Porto Rico está passando por um corte generalizado de energia na véspera de Ano Novo, após o colapso da rede elétrica, afetando quase toda a ilha.

Quase 1,3 milhão de pessoas estão sem energia na ilha.

A Luma Energy, a empresa privada de energia que fornece principalmente energia para a ilha, informou às 10h45 ET que apenas 13,5% dos clientes do território dos EUA tinham poder. Em comunicado, a empresa estimou que pode demorar entre 24 e 48 horas para restaurar a energia.

O governador de Porto Rico, Pedro Pierluisi, postado em X que seu escritório estava em contato com a Luma e “exigindo respostas e soluções” da empresa. Luma disse em um comunicado acreditava que “uma falha em uma linha subterrânea” foi responsável pela interrupção.

Houve outro apagão em junho, afetando cerca de 350 mil clientes na ilha. A interrupção da véspera de Ano Novo parece ser significativamente maior do que o apagão anterior.

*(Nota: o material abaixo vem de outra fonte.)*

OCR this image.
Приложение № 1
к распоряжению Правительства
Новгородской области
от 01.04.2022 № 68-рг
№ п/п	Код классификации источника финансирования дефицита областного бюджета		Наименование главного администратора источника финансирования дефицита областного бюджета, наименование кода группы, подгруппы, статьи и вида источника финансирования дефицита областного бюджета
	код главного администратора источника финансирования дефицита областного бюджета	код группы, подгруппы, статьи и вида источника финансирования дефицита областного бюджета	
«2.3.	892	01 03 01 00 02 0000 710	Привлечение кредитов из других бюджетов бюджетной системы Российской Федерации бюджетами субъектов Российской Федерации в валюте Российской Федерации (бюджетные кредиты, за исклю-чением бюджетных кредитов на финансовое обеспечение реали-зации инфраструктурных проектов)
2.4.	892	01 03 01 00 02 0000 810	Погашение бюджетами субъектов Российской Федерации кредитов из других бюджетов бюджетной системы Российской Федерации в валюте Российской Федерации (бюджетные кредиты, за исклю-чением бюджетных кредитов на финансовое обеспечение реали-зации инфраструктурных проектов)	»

Os apagões têm sido um problema recorrente em Porto Rico desde 2017, quando Furacão Maria danificou gravemente a ilha. O furacão destruiu a rede elétrica pública, conhecida como Autoridade de Energia Elétrica de Porto Rico ou Prepa. No ano seguinte, o então governador da ilha anunciou a venda da Prepa e privatizou a rede de distribuição eléctrica.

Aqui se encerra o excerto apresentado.